Stretching an impressive 736 miles from northern Italy to the peninsula’s southern tip, the country’s geography generates an enormous array of topography, climate and soil structure. This is an extremely important quality of its winegrowing and making industry which lays claim to nearly 550 different grape varietals, which all desire their own necessities, in terms of terroir and climate.
The still red wines of Italy truly characterize the nation’s vast and expansive terroir; Nebbiolo dominates Piedmont, where Barolo and Barbaresco reign king and queen of the region’s production. Hailing from Brunello di Montalcino in Tuscany, the rockstar Sangiovese grape has become synonymous with greatness. Vin Santo sweet wines have taken on a mighty feat of competing with the glorious wines of Sauternes, and of course, Prosecco. Prosecco, located in Trieste (northeast Italy) and its creation of luxuriously effervescent styles of wine has become Italy’s answer to Champagne. The Glera grape variety, which has become synonymous with the name Prosecco, is the main ingredient and is beloved in the appellation where the village of Prosecco’s name has become world renowned.
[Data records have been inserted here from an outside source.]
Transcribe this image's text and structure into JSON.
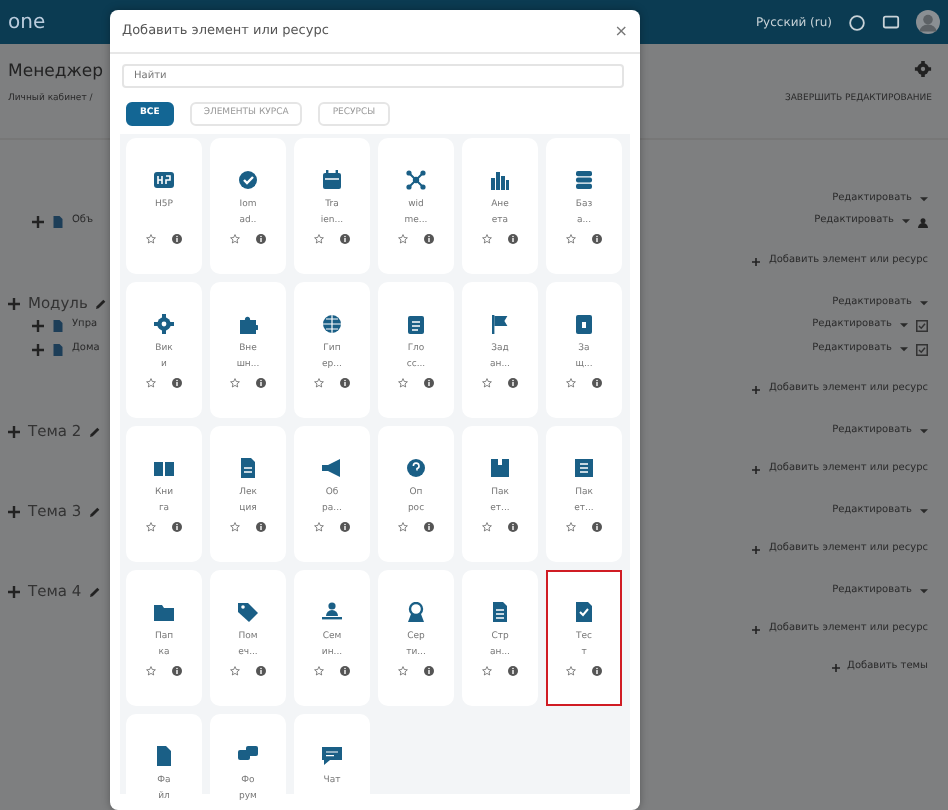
{
  "navbar": {
    "logo": "one",
    "language": "Русский (ru)"
  },
  "header": {
    "title": "Менеджер",
    "breadcrumb": "Личный кабинет /",
    "action": "ЗАВЕРШИТЬ РЕДАКТИРОВАНИЕ"
  },
  "course_rows": [
    {
      "right": {
        "kind": "edit",
        "text": "Редактировать"
      }
    },
    {
      "left": {
        "kind": "activity",
        "text": "Объ"
      },
      "right": {
        "kind": "roles",
        "text": "Редактировать"
      }
    },
    {
      "right": {
        "kind": "add",
        "text": "Добавить элемент или ресурс"
      }
    },
    {
      "left": {
        "kind": "section",
        "text": "Модуль"
      },
      "right": {
        "kind": "edit",
        "text": "Редактировать"
      }
    },
    {
      "left": {
        "kind": "activity",
        "text": "Упра"
      },
      "right": {
        "kind": "edit",
        "text": "Редактировать",
        "checked": true
      }
    },
    {
      "left": {
        "kind": "activity",
        "text": "Дома"
      },
      "right": {
        "kind": "edit",
        "text": "Редактировать",
        "checked": true
      }
    },
    {
      "right": {
        "kind": "add",
        "text": "Добавить элемент или ресурс"
      }
    },
    {
      "left": {
        "kind": "section",
        "text": "Тема 2"
      },
      "right": {
        "kind": "edit",
        "text": "Редактировать"
      }
    },
    {
      "right": {
        "kind": "add",
        "text": "Добавить элемент или ресурс"
      }
    },
    {
      "left": {
        "kind": "section",
        "text": "Тема 3"
      },
      "right": {
        "kind": "edit",
        "text": "Редактировать"
      }
    },
    {
      "right": {
        "kind": "add",
        "text": "Добавить элемент или ресурс"
      }
    },
    {
      "left": {
        "kind": "section",
        "text": "Тема 4"
      },
      "right": {
        "kind": "edit",
        "text": "Редактировать"
      }
    },
    {
      "right": {
        "kind": "add",
        "text": "Добавить элемент или ресурс"
      }
    },
    {
      "right": {
        "kind": "add",
        "text": "Добавить темы"
      }
    }
  ],
  "modal": {
    "title": "Добавить элемент или ресурс",
    "close": "×",
    "search": {
      "placeholder": "Найти"
    },
    "tabs": [
      {
        "label": "ВСЕ",
        "selected": true
      },
      {
        "label": "ЭЛЕМЕНТЫ КУРСА",
        "selected": false
      },
      {
        "label": "РЕСУРСЫ",
        "selected": false
      }
    ],
    "items": [
      {
        "lines": [
          "H5P"
        ],
        "highlighted": false
      },
      {
        "lines": [
          "Iom",
          "ad.."
        ],
        "highlighted": false
      },
      {
        "lines": [
          "Tra",
          "ien..."
        ],
        "highlighted": false
      },
      {
        "lines": [
          "wid",
          "me..."
        ],
        "highlighted": false
      },
      {
        "lines": [
          "Ане",
          "ета"
        ],
        "highlighted": false
      },
      {
        "lines": [
          "Баз",
          "а..."
        ],
        "highlighted": false
      },
      {
        "lines": [
          "Вик",
          "и"
        ],
        "highlighted": false
      },
      {
        "lines": [
          "Вне",
          "шн..."
        ],
        "highlighted": false
      },
      {
        "lines": [
          "Гип",
          "ер..."
        ],
        "highlighted": false
      },
      {
        "lines": [
          "Гло",
          "сс..."
        ],
        "highlighted": false
      },
      {
        "lines": [
          "Зад",
          "ан..."
        ],
        "highlighted": false
      },
      {
        "lines": [
          "За",
          "щ..."
        ],
        "highlighted": false
      },
      {
        "lines": [
          "Кни",
          "га"
        ],
        "highlighted": false
      },
      {
        "lines": [
          "Лек",
          "ция"
        ],
        "highlighted": false
      },
      {
        "lines": [
          "Об",
          "ра..."
        ],
        "highlighted": false
      },
      {
        "lines": [
          "Оп",
          "рос"
        ],
        "highlighted": false
      },
      {
        "lines": [
          "Пак",
          "ет..."
        ],
        "highlighted": false
      },
      {
        "lines": [
          "Пак",
          "ет..."
        ],
        "highlighted": false
      },
      {
        "lines": [
          "Пап",
          "ка"
        ],
        "highlighted": false
      },
      {
        "lines": [
          "Пом",
          "еч..."
        ],
        "highlighted": false
      },
      {
        "lines": [
          "Сем",
          "ин..."
        ],
        "highlighted": false
      },
      {
        "lines": [
          "Сер",
          "ти..."
        ],
        "highlighted": false
      },
      {
        "lines": [
          "Стр",
          "ан..."
        ],
        "highlighted": false
      },
      {
        "lines": [
          "Тес",
          "т"
        ],
        "highlighted": true
      },
      {
        "lines": [
          "Фа",
          "йл"
        ],
        "highlighted": false
      },
      {
        "lines": [
          "Фо",
          "рум"
        ],
        "highlighted": false
      },
      {
        "lines": [
          "Чат"
        ],
        "highlighted": false
      }
    ]
  }
}
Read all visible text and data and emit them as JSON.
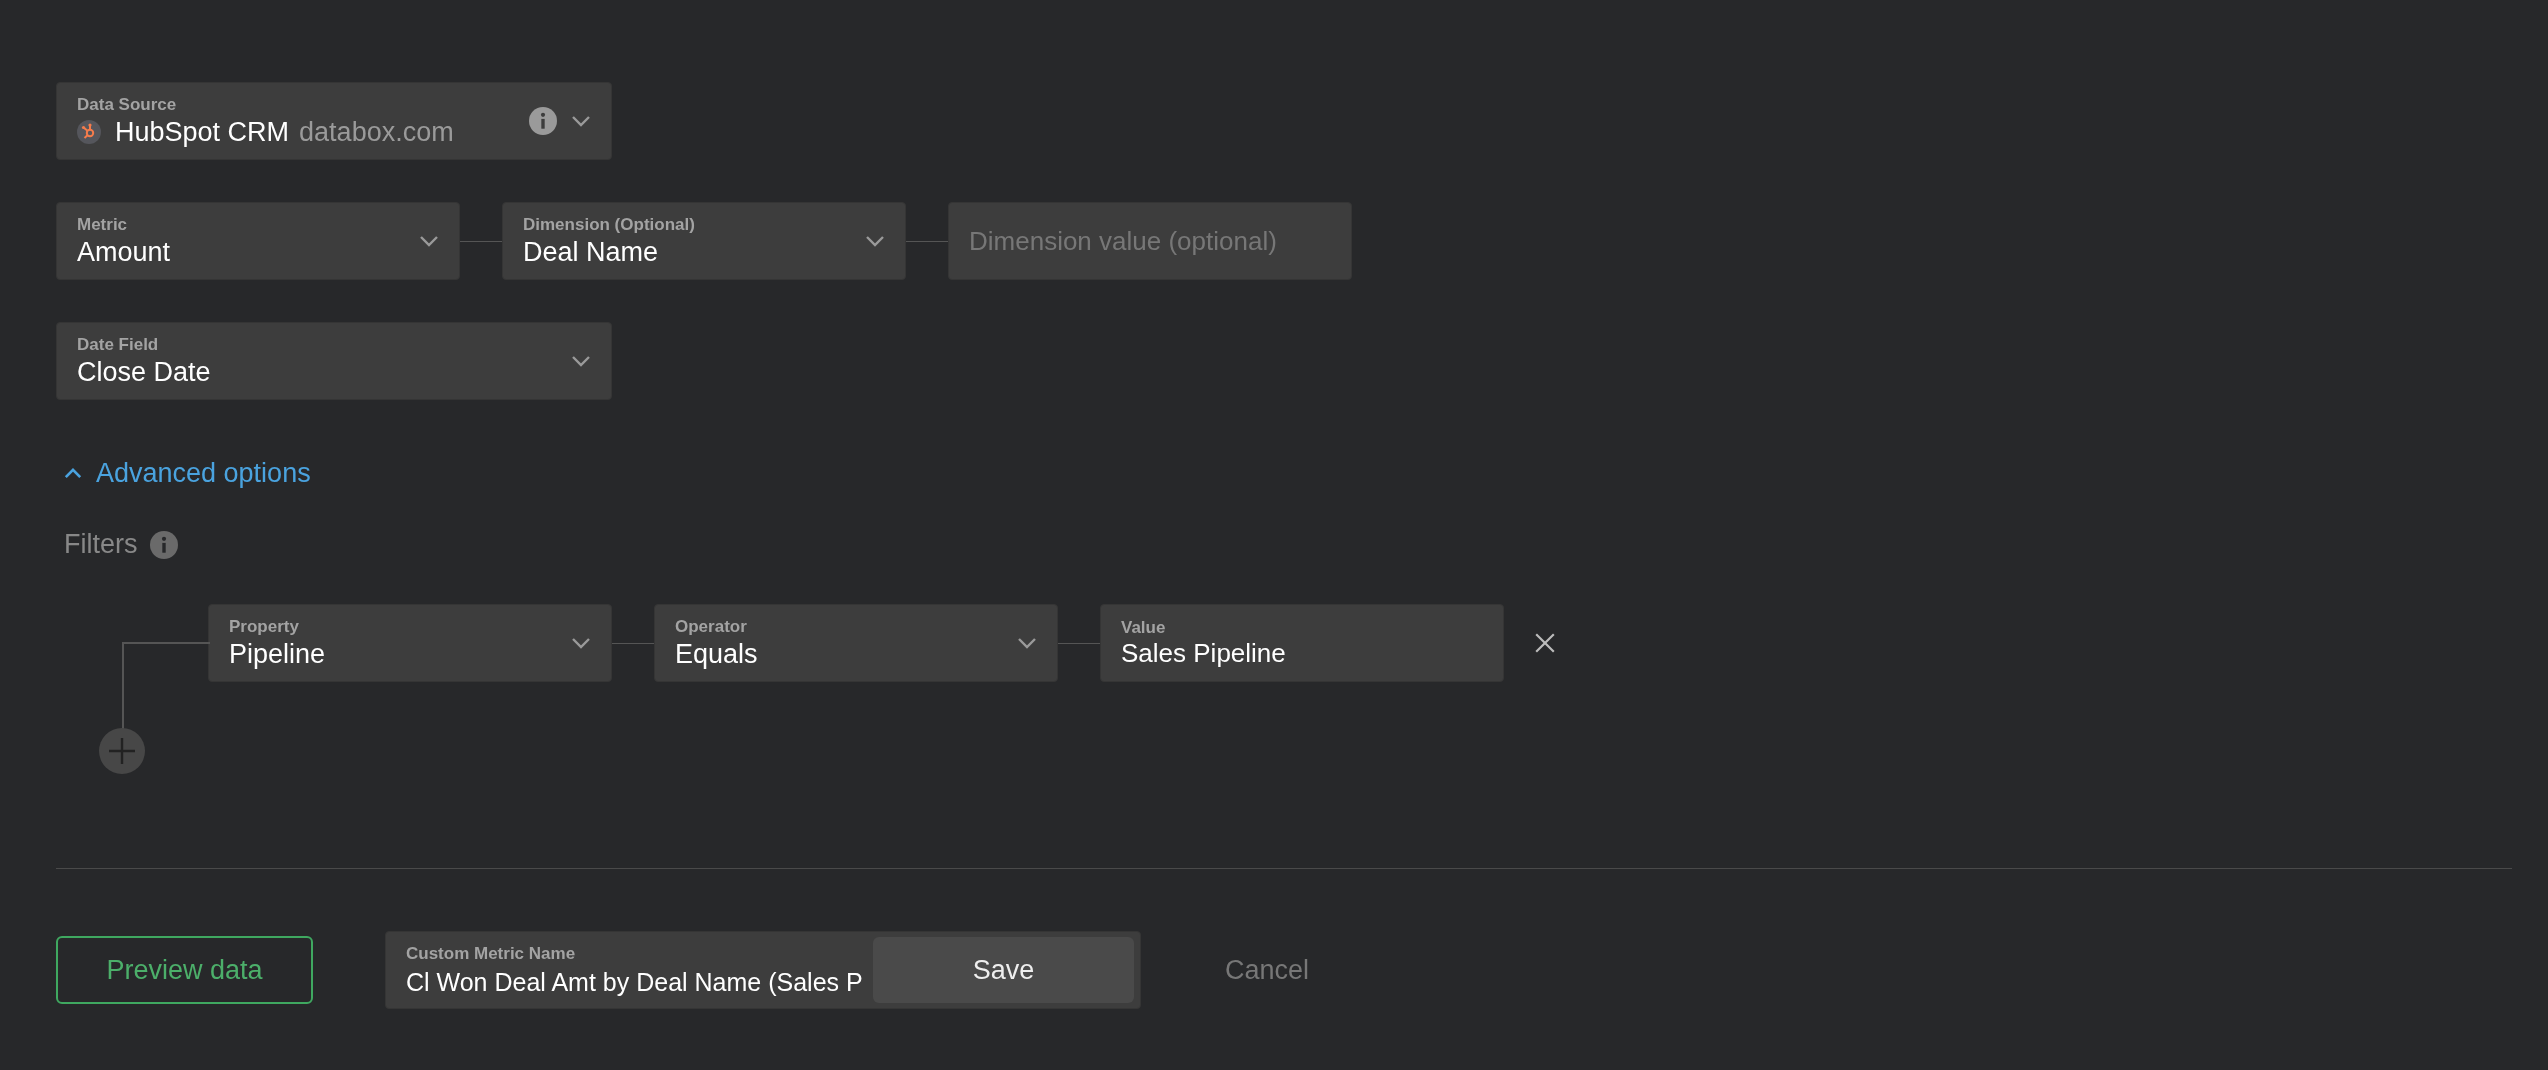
{
  "data_source": {
    "label": "Data Source",
    "value": "HubSpot CRM",
    "account": "databox.com"
  },
  "metric_row": [
    {
      "kind": "select",
      "label": "Metric",
      "value": "Amount"
    },
    {
      "kind": "select",
      "label": "Dimension (Optional)",
      "value": "Deal Name"
    },
    {
      "kind": "text",
      "placeholder": "Dimension value (optional)"
    }
  ],
  "date_field": {
    "label": "Date Field",
    "value": "Close Date"
  },
  "advanced_options": {
    "label": "Advanced options",
    "expanded": true
  },
  "filters": {
    "label": "Filters",
    "rows": [
      {
        "fields": [
          {
            "kind": "select",
            "label": "Property",
            "value": "Pipeline"
          },
          {
            "kind": "select",
            "label": "Operator",
            "value": "Equals"
          },
          {
            "kind": "text",
            "label": "Value",
            "value": "Sales Pipeline"
          }
        ]
      }
    ]
  },
  "footer": {
    "preview_button": "Preview data",
    "name_field": {
      "label": "Custom Metric Name",
      "value": "Cl Won Deal Amt by Deal Name (Sales P"
    },
    "save_button": "Save",
    "cancel_button": "Cancel"
  }
}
The blurred boundary between Italy and the countries of Slovenia and Austria, where German influence still resonates through Friuli wines. The prevalence of Riesling and other such grape varietals is high in this region and have become extremely popular on today’s market.
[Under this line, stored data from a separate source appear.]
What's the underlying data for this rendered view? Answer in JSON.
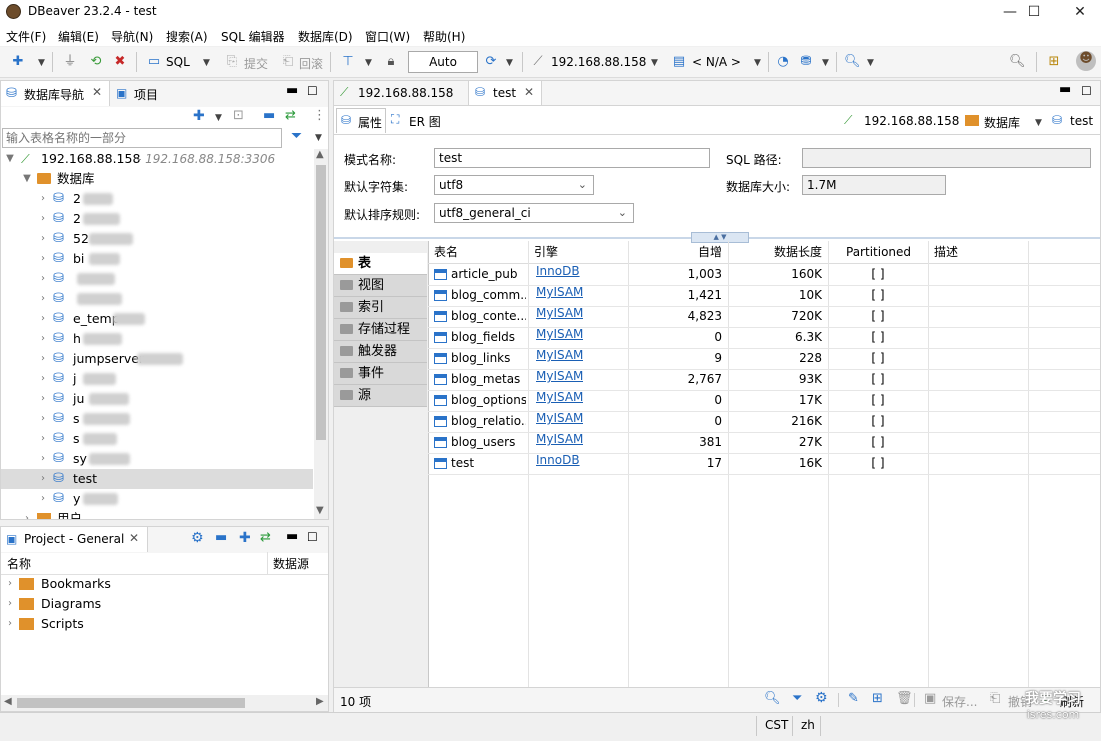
{
  "window": {
    "title": "DBeaver 23.2.4 - test",
    "minimize": "—",
    "maximize": "☐",
    "close": "✕"
  },
  "menu": [
    "文件(F)",
    "编辑(E)",
    "导航(N)",
    "搜索(A)",
    "SQL 编辑器",
    "数据库(D)",
    "窗口(W)",
    "帮助(H)"
  ],
  "toolbar": {
    "sql": "SQL",
    "commit": "提交",
    "rollback": "回滚",
    "tx_mode": "Auto",
    "connection": "192.168.88.158",
    "schema": "< N/A >"
  },
  "navigator": {
    "tab_label": "数据库导航",
    "projects_tab": "项目",
    "filter_placeholder": "输入表格名称的一部分",
    "connection": "192.168.88.158",
    "connection_host": "- 192.168.88.158:3306",
    "folder": "数据库",
    "databases": [
      "2",
      "2",
      "52",
      "bi",
      "",
      "",
      "e_temp",
      "h",
      "jumpserver",
      "j",
      "ju",
      "s",
      "s",
      "sy",
      "test",
      "y"
    ],
    "selected": "test",
    "more": "用户"
  },
  "project_panel": {
    "tab_label": "Project - General",
    "col_name": "名称",
    "col_source": "数据源",
    "items": [
      "Bookmarks",
      "Diagrams",
      "Scripts"
    ]
  },
  "editor": {
    "tabs": [
      "192.168.88.158",
      "test"
    ],
    "subtabs": [
      "属性",
      "ER 图"
    ],
    "crumbs": [
      "192.168.88.158",
      "数据库",
      "test"
    ],
    "props": {
      "schema_name_label": "模式名称:",
      "schema_name": "test",
      "sql_path_label": "SQL 路径:",
      "sql_path": "",
      "charset_label": "默认字符集:",
      "charset": "utf8",
      "db_size_label": "数据库大小:",
      "db_size": "1.7M",
      "collation_label": "默认排序规则:",
      "collation": "utf8_general_ci"
    },
    "side_tabs": [
      "表",
      "视图",
      "索引",
      "存储过程",
      "触发器",
      "事件",
      "源"
    ],
    "columns": [
      "表名",
      "引擎",
      "自增",
      "数据长度",
      "Partitioned",
      "描述"
    ],
    "rows": [
      {
        "name": "article_pub",
        "engine": "InnoDB",
        "auto": "1,003",
        "len": "160K",
        "part": "[ ]"
      },
      {
        "name": "blog_comm...",
        "engine": "MyISAM",
        "auto": "1,421",
        "len": "10K",
        "part": "[ ]"
      },
      {
        "name": "blog_conte...",
        "engine": "MyISAM",
        "auto": "4,823",
        "len": "720K",
        "part": "[ ]"
      },
      {
        "name": "blog_fields",
        "engine": "MyISAM",
        "auto": "0",
        "len": "6.3K",
        "part": "[ ]"
      },
      {
        "name": "blog_links",
        "engine": "MyISAM",
        "auto": "9",
        "len": "228",
        "part": "[ ]"
      },
      {
        "name": "blog_metas",
        "engine": "MyISAM",
        "auto": "2,767",
        "len": "93K",
        "part": "[ ]"
      },
      {
        "name": "blog_options",
        "engine": "MyISAM",
        "auto": "0",
        "len": "17K",
        "part": "[ ]"
      },
      {
        "name": "blog_relatio...",
        "engine": "MyISAM",
        "auto": "0",
        "len": "216K",
        "part": "[ ]"
      },
      {
        "name": "blog_users",
        "engine": "MyISAM",
        "auto": "381",
        "len": "27K",
        "part": "[ ]"
      },
      {
        "name": "test",
        "engine": "InnoDB",
        "auto": "17",
        "len": "16K",
        "part": "[ ]"
      }
    ],
    "count": "10 项",
    "save": "保存...",
    "revert": "撤销",
    "refresh": "刷新"
  },
  "status": {
    "timezone": "CST",
    "locale": "zh"
  },
  "watermark": {
    "line1": "我要学习",
    "line2": "isres.com"
  }
}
With nearly 702,000 hectares of grapevines covering the massive and diverse landscape, Italy’s annual average of 48.3 million hectoliters of wine production is second only to France in terms of volume and Spain in terms of hectares of vines. The country is vast and overwhelming when it comes to the culinary arts, but perhaps even this is overshadowed by its production of some of the world’s most sought after wines, whether the omnipresent Chianti to the highly collectible and sought after Amarone della Valpolicalla.
: Italian culture worships the concept of a shared meal, and their wines scream for a chance to be uncorked with your friends and family. The region's Mediterranean climate and hilly landscape combine to create a beautiful viticultural environment, where every chosen grape is brought to its full potential and transmuted into drinks worthy of gods. The vineyards are planted along the higher reaches of the hill slopes, creating a gorgeous view of the Italian landscape.
Once your lips kiss the wine, you're sent spiraling down a veritable whirlpool of pure flavor, touching upon notes of sensuous cherry, nuts, floral hints and undertones of honey and minerals. The wines can be as sweet as a fresh summer romance, and carry an air of dignity and elegance about them that can stimulate your intellect for months as you contemplate the seemingly infinite intricacies and details in the texture. Tuscany is an important part of Italian viticulture, and sampling their wines is the closest you can get to visiting this heavenly region and experiencing the culture.